Recommendation 9.1
Paragraphs 324(1)(f) and (2)(g) of the Law should be amended to remove the exemptions which currently permit proprietary companies to appoint as their auditors persons who are officers of the company or persons who are related to officers of the company.
| Incorporation of Auditors
916. Following MINCO consideration of the issue the Government is considering a proposal that companies be allowed to undertake audits of other companies.

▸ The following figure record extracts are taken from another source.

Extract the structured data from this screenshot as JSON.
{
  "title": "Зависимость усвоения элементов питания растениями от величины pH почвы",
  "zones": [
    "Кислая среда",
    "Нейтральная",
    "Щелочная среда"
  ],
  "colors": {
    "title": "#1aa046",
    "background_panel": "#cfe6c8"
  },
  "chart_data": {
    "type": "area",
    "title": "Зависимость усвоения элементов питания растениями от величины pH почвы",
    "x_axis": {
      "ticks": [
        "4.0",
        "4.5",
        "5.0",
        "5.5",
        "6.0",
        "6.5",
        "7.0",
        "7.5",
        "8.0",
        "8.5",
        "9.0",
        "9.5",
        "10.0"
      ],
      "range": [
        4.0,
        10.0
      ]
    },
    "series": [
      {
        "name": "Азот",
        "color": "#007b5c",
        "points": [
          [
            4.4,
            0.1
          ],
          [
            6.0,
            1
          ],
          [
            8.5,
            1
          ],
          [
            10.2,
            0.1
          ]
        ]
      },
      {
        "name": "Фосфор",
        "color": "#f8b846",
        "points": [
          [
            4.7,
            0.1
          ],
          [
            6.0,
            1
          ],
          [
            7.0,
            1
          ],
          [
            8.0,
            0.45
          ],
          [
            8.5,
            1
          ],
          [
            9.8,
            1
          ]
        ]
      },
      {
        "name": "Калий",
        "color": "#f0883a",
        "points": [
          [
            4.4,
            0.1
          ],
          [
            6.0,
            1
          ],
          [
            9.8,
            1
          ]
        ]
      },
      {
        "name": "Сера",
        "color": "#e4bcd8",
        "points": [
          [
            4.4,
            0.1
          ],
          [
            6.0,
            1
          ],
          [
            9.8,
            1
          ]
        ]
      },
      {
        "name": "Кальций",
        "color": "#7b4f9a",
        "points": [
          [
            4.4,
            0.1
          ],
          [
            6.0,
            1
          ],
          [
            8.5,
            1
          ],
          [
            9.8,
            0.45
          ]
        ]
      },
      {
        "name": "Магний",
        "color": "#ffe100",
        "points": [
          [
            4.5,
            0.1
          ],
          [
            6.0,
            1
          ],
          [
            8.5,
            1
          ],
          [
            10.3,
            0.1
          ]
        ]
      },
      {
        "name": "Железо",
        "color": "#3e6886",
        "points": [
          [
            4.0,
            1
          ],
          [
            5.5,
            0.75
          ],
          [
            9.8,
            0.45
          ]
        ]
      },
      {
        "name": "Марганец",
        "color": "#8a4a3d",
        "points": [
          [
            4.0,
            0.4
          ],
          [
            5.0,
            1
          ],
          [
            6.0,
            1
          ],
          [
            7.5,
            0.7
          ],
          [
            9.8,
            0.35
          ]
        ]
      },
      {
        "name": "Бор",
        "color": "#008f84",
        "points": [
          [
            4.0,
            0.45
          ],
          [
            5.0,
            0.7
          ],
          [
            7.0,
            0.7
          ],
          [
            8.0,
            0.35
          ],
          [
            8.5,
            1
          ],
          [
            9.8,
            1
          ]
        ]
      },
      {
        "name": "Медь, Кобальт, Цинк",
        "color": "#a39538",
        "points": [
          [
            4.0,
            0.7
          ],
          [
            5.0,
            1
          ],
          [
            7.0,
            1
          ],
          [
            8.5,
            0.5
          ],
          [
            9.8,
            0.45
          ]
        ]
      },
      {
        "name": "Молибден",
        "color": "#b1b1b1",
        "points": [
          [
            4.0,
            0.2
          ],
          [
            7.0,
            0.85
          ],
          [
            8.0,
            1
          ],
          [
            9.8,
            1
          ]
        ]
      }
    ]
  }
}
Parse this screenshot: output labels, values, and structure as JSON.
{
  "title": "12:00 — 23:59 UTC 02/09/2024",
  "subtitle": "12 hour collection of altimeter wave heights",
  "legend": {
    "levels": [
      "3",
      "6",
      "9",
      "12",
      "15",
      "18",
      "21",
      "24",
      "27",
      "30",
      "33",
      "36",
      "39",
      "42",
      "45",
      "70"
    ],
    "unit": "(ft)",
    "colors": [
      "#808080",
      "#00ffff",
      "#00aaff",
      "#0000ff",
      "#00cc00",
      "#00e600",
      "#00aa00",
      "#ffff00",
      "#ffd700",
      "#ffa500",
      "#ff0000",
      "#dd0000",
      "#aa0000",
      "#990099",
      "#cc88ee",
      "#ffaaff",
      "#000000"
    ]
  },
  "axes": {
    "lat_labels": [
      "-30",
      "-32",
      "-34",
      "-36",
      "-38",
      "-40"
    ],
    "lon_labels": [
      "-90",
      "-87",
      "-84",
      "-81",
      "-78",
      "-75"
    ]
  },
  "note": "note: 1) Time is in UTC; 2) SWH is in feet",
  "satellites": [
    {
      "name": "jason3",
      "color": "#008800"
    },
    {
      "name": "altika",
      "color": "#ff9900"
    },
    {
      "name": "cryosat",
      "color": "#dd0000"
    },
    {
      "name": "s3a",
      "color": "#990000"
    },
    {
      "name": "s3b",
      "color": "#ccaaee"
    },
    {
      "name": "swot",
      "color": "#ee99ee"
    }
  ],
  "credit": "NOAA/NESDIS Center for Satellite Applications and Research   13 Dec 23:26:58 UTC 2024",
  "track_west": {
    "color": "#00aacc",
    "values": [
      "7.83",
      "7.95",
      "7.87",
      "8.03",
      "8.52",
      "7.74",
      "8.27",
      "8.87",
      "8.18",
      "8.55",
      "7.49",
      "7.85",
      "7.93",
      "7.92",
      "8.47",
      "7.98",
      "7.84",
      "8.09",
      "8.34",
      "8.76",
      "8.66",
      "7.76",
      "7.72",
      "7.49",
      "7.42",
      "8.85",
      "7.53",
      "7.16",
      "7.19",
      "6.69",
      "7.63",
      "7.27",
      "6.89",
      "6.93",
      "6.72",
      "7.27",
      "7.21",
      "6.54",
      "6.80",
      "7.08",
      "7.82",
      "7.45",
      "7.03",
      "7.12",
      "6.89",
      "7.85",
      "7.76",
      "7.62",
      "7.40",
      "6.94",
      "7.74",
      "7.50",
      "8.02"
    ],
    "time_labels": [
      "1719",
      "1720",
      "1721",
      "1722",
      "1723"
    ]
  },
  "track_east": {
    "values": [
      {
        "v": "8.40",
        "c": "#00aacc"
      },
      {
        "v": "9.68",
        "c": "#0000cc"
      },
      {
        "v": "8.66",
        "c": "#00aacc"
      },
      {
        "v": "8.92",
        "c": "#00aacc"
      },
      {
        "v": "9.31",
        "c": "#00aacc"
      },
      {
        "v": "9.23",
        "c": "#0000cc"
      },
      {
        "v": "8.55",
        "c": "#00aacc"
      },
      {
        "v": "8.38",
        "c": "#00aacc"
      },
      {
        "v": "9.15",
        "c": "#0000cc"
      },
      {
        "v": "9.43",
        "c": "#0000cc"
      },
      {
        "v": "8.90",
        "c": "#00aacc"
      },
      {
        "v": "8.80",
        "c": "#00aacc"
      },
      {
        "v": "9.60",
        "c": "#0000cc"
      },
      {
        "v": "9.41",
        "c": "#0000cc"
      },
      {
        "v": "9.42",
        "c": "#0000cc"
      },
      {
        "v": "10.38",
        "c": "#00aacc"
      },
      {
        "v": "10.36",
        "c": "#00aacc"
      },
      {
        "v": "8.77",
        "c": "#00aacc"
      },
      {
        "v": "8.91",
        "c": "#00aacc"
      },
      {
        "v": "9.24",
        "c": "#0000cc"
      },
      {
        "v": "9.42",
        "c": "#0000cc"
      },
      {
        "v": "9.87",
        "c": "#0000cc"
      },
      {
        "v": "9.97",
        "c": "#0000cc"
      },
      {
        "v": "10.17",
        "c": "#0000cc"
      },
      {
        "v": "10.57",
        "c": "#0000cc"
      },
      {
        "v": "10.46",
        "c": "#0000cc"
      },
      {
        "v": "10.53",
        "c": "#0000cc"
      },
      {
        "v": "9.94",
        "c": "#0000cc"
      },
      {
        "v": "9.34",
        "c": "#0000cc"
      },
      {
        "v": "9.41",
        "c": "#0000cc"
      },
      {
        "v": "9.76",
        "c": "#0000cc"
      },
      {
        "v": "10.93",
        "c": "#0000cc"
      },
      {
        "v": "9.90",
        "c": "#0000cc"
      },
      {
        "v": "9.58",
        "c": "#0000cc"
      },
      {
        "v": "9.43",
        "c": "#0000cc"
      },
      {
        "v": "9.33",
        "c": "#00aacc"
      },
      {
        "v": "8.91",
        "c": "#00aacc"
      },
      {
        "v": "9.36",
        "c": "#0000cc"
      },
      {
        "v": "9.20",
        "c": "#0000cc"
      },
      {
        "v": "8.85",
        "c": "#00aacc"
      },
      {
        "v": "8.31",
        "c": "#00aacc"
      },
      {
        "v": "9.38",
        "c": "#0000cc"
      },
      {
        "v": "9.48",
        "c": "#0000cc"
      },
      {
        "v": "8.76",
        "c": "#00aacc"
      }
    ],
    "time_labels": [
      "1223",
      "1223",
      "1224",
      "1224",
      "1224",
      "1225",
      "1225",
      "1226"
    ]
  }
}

917. The incorporation of auditors is seen as one means of overcoming the liability problems associated with partnerships, whereby each of the partners in a firm is jointly and severally liable with all the other partners in the firm in the event of a successful damages claim being made against any of the partners.
Overseas Developments
918. Since October 1991, Great Britain has allowed company auditors to be incorporated. However, there are a number of conditions which auditors and their supervisory bodies must meet before they may take advantage of registration under the legislation. In particular, the legislation requires the existence of provisions to ensure that arrangements are in place to meet claims arising out of audit work, whether by professional indemnity insurance or otherwise.
919. Incorporation of audit practices is also permitted in Canada and in a number of states of the United States. A number of firms have incorporated although incorporation is not considered by them to be a complete solution for addressing the problem of unlimited liability (reform of tort law to replace the present system of joint and several liability with a system of proportional liability is also necessary).
920. There is also a difference between the system of incorporation in North America and that proposed for Australia in that incorporations in the United States have been on the basis of limited liability partnerships, with the result that the significant stamp duty and taxation problems which arise on establishment of a separate corporate entity are largely avoided.
Australian Developments
921. The proposal, which in broad terms is along similar lines to the procedures relating to the approval of securities and futures exchanges, provides that the accounting bodies responsible for the administration of the scheme (to be known as ‘prescribed accounting bodies’) will approve the bodies corporate that are authorised to act as auditors (to be known as ‘authorised audit companies’ or AACs). In addition, the accounting bodies, like the securities and futures exchanges, would be required to provide a framework against which potential participants in the industry could be assessed and against which their conduct could be judged.
922. As noted earlier in this report, an inquiry into the law of joint and several liability was established by the then Commonwealth and New South Wales Attorneys General in February 1994. The final report of the inquiry, which was released in January 1995, recommends that:
(a) joint and several liability of defendants in actions for negligence causing property damage or purely economic loss be replaced by liability which is proportionate to each defendant’s degree of fault; and
(b)
the liability for loss arising from misleading conduct in contravention of the Trade Practices Act, the State and Territory Fair Trading Acts or the Law be proportionate to each defendant’s degree of responsibility for that loss.
923. These recommendations are being considered by the Standing Committee of Attorneys General.